Roles: User Research, UX/UI Design
Tools: Balsamiq, Figma
Client: CareerFoundry UI Project
Team: Myself (designer, researcher), Thania Soetandar (mentor)
Timeline of Two Months
The Covid-19 pandemic has changed the way people work and study, leading to students using existing tools to collaborate with peers. But switching between apps and working around tool limitations can make managing study difficult. That’s where Hapori comes in: a centralised web app to simplify remote studying.
From gathering resources to giving feedback and collaborating on projects, Hapori provides a unified tool for students to study together in any environment. While an early mockup has been created, further rounds of usability testing with students of different backgrounds and needs are necessary to ensure continued success in the ever-evolving world of remote learning.
Design a responsive web app that enables students to manage their study with peers, facilitate the sharing of resources and feedback, and provide a centralised means of communication on shared projects.
Design Process - the 5 Ws Method
What is the product? - A responsive web platform for peer-to-peer learning
Who is it for? - Students working remotely with others on shared projects and assignments
Why does it need to be created? - To help students manage their shared study on one unified, purpose-built platform, rather than having to retrofit existing products
What does it need to do? - Store study materials and resources, allow for feedback on individual work such as essay drafts, and messaging amongst students working on a shared assignment
Where and When will it be used? - Between classes, students in the same or similar course can help each other with tasks and assignments, share resources and feedback. It will also be useful for finding collaborators on projects. As a web tool built for remote study, it can be used anywhere.

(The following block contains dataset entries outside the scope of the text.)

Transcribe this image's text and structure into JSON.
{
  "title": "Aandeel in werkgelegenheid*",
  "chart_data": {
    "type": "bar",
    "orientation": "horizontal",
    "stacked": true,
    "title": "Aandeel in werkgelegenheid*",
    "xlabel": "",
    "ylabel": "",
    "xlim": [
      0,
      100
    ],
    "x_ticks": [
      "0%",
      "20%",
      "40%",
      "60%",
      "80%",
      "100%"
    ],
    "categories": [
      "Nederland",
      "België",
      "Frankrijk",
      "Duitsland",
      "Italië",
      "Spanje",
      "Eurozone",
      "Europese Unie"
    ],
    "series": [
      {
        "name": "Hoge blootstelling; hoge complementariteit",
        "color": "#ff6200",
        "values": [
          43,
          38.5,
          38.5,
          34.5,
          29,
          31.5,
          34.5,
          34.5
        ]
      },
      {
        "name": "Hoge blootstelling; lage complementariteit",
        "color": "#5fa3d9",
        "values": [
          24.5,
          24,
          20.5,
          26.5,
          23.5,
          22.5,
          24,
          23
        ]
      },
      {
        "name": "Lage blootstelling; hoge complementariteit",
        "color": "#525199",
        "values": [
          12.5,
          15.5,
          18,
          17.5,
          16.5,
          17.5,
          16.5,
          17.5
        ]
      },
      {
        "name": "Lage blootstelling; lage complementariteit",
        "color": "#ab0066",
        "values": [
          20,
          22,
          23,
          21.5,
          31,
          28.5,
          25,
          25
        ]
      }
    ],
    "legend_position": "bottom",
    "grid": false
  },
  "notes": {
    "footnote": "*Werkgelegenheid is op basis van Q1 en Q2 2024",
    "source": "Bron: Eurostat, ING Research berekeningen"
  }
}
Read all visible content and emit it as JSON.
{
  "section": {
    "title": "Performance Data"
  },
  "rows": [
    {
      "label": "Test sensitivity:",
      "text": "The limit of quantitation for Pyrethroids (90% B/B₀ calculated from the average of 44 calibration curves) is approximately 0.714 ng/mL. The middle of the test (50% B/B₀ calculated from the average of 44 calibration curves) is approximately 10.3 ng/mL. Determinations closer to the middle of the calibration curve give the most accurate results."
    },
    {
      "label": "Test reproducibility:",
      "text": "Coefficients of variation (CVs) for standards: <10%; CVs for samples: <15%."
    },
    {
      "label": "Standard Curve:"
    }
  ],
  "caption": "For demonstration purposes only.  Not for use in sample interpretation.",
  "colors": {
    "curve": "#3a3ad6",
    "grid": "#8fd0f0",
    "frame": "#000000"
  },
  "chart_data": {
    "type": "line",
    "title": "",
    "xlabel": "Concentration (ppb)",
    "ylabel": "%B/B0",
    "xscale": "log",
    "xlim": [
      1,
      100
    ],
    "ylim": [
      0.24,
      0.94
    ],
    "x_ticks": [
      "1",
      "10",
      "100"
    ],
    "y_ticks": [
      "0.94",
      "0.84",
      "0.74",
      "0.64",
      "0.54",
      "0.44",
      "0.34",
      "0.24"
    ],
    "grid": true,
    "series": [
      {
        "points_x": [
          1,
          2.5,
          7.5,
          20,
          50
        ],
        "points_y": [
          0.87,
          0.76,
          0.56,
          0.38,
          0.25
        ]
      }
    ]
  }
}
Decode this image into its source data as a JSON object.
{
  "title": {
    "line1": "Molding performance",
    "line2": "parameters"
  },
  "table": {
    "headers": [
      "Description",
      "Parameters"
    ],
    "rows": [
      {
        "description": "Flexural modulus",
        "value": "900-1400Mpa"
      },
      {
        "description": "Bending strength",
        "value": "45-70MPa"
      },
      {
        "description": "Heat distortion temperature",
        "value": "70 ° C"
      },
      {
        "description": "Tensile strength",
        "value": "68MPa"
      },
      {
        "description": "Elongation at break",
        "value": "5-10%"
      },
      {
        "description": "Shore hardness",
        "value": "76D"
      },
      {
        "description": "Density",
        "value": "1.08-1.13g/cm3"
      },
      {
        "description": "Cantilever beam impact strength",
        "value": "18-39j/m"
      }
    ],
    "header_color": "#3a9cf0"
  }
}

“Students need a way to find peers that are working on the same tasks, assignments and courses, so that they can share resources and feedback with each other.
We will know this to be successful when students report using Hapori more compared to existing methods, such as Discord or Facebook Messenger groups.”
A proto-persona was created to better understand the students and place them at the center of the design process.
Alex is a student enrolled in an online course who works part-time as a retail store manager.
As he juggles working with his study, Alex wants to find things like relevant supporting materials, advice from fellow students on studying efficiently, and receive peer feedback. He wants to connect with like-minded students to share his work and collaborate.
From the above proto-persona, we can create the following three user stories to begin defining our flows:
As a new user, I want to create a profile, so that other students can find me.
As a frequent user, I want to be able to message other students, so that we can problem-solve together.
As a frequent user, I want to be able to view and share articles, videos, images, and other files, and write posts for other students to read, so that we can share knowledge.
With user flows defined, initial designs were created as low-fidelity wireframes in Balsamiq.
These were soon followed up by the creation of mid-fidelity wireframes in Figma.
In order to further define and refine the visual identity of Hapori, two moodboards were created as a starting point before a full visual language system could be established.
After re-examining the key requirements of Hapori, moodboard one was chosen as it has the potential to give friendly, welcoming and reassuring feelings and hold a unifying green palette as the core colour without sacrificing usability in the process. Using colour as accents to enhance communication, rather than as mere decoration, was identified as an important point of focus for Hapori.
An initial visual design guide for Hapori was then developed and released. The guide establishes a set of design principles, patterns, and UI components that will be used to create consistent experiences across all breakpoints and future iterations.
After finishing the mobile design, we started designing Hapori’s content for other breakpoints so that it can respond effectively based on different screen sizes and devices. Subtle hover animations were also added to further enhance user interactions for buttons and other input methods across the platform.
The hi-fidelity prototype was then put into different contexts through a series of mockups, illustrating different screens and breakpoints in action.
Reflections + Next Steps
Creating a visual design system ensured consistency across screens and breakpoints.
Utilising common design patterns improved usability and sped up design and development.
Moodboards helped contextualize the app’s look and feel.
The biggest challenge was the lack of user testing and usability research. While we followed universal design patterns and guidelines, user testing could have helped us meet our target audience’s needs better.
We need to conduct usability testing to validate our designs and identify any pain points. We also need to design more screens to expand Hapori’s functionality.